Молчали; и уже чувствовали, как немеют ноги от дальнего пути. Справа от шоссе то ли сгустилась, то ли посерела тьма, обрисовав кучу домишек; и в одном окне блестел яркий и острый, как гвоздь, огонь — один на всю необъятную темноту ночи. Колесников остановился и схватил Сашу за руку:
— Смотри, Саша! Ну не сразу ли видно, что рабий огонь. Воззрился в темноту, а сам, того-этого, дрожит и мигает, как подлец. Нет, будь ему пусто, пойду напугаю его. Много, думаешь, ему нужно? Попрошу воды, а он уж и готов…
Но Саша, смеясь, удержал его. Начинала томить усталость. Сели на краю канавки, лицом к далекому огоньку, уже расплывшемуся в желтизне окна; Саша закурил.
— Последняя, — сказал он про папиросу, — всю дорогу берег.

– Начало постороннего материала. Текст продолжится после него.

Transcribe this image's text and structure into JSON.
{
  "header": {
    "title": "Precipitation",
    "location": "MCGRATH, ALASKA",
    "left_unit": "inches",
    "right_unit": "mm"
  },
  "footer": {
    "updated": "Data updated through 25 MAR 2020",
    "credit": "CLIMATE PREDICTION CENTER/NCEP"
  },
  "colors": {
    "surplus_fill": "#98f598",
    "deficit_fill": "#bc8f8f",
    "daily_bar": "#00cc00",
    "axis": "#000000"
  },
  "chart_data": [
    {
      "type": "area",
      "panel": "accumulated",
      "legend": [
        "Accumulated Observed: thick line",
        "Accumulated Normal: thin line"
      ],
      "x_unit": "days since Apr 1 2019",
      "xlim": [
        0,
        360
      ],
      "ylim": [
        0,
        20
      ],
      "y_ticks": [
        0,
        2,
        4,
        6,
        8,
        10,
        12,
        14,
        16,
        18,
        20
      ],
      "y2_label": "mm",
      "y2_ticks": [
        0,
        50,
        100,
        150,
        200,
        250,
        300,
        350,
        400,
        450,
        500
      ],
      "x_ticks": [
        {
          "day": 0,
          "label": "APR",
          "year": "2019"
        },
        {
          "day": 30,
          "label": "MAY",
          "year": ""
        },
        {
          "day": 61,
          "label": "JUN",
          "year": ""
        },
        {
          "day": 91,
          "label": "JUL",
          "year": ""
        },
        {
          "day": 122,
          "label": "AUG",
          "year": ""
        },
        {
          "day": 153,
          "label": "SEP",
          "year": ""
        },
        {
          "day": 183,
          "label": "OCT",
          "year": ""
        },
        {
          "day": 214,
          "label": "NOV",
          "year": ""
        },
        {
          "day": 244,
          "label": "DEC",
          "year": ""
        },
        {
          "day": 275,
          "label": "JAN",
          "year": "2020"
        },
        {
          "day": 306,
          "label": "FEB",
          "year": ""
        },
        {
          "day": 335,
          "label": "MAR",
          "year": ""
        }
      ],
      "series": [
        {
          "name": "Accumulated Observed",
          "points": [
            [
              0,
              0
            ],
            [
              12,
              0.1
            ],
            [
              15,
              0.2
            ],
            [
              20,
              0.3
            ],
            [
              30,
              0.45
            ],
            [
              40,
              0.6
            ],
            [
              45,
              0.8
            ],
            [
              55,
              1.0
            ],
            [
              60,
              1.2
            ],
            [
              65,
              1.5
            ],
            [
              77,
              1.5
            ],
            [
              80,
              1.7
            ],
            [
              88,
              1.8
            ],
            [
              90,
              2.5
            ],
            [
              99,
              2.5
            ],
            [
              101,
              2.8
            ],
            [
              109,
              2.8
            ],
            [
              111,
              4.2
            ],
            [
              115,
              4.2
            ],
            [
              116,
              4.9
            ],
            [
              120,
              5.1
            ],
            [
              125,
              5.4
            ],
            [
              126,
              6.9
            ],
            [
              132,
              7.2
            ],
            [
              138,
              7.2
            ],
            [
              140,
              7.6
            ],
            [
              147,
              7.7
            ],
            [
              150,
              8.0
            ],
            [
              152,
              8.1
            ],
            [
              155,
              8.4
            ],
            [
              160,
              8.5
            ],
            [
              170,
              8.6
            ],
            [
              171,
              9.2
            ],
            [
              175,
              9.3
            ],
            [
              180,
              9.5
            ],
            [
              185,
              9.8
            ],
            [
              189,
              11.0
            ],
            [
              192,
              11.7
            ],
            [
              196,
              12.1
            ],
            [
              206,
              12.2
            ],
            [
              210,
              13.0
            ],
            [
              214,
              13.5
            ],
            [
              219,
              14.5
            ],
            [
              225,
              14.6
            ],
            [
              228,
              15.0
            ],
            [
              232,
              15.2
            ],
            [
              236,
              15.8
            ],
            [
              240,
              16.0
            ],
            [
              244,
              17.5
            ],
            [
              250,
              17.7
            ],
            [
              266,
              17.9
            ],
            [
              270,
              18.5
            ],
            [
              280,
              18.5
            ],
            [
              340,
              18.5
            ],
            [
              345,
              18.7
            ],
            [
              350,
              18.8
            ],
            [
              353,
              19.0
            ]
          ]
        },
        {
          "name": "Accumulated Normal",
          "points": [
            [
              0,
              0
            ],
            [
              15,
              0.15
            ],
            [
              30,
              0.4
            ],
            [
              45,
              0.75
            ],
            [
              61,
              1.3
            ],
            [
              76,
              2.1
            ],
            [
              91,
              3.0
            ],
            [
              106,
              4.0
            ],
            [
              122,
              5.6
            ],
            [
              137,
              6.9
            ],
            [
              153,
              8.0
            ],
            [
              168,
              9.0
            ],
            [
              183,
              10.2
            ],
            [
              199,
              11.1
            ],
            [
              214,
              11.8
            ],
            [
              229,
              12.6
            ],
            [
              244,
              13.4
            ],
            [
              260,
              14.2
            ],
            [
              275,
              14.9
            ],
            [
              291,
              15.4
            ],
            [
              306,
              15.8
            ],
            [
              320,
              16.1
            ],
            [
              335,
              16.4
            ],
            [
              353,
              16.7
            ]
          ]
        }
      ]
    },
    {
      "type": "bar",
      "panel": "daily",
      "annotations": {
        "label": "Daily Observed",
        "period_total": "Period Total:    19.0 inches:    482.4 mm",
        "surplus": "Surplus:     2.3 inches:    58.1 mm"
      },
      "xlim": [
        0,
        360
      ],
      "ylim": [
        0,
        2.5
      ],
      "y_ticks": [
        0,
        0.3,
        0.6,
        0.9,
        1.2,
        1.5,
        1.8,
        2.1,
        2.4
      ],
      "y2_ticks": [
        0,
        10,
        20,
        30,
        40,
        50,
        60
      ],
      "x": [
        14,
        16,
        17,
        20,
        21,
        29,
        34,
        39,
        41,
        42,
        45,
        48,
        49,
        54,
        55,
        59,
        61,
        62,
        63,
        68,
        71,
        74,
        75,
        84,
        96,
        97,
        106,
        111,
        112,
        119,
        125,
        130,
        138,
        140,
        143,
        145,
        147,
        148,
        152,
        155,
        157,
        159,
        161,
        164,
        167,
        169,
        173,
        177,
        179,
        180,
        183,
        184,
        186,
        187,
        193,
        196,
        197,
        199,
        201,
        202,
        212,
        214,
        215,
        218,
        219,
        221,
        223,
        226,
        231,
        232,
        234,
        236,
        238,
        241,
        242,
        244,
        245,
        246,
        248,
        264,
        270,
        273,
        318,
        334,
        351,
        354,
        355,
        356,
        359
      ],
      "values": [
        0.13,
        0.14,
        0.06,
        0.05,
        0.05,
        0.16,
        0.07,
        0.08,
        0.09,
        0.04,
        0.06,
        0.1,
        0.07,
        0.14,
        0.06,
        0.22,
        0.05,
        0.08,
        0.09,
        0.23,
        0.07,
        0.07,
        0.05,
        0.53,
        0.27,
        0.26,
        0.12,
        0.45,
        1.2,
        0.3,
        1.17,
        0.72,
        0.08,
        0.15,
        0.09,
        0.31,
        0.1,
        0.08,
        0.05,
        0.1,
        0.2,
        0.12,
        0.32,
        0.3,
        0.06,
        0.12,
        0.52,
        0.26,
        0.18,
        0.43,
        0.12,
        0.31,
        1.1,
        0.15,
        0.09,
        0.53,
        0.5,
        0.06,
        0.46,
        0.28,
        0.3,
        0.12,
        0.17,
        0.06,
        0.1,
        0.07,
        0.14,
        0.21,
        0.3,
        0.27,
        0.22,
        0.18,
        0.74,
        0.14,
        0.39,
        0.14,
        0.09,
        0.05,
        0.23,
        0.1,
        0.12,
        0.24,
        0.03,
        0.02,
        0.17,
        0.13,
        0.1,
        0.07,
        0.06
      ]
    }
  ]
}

Остальной путь шли молча: устала душа от пережитого, и хотелось думать в одиночку. Только уже у шлагбаума Колесников поставил точку над своими размышлениями и грустно сказал:
— Да, того-этого, никакой дурак в трубе углем не пишет, а мелом. Так-то, Саша, мел ты мой белейший.
— Завтра придешь?
— Нет. Больше к вам я не приду.
Он сказал «к вам», а не «к тебе», и Саша понял это и одобрил. И вдруг, при мысли о матери, которой он с утра не видал и которая ждет его, сердце его сжалось невыносимой, почти физической болью: даже захватило дыханье. И на мгновенье все это показалось страшным сном: и ночь, и Колесников, и те чувства, что только что до краев наполняли его и теперь взметнулись дико, как стая потревоженного воронья. И особенно похоже было на сон полосатое бревно шлагбаума, скупо озаренное притушенным фонарем: что-то невыносимо ужасное, говорящее о смерти, о холоде, о беспощадности судьбы, заключали в себе смутные полосы черной и белой краски. Но это было только мгновение.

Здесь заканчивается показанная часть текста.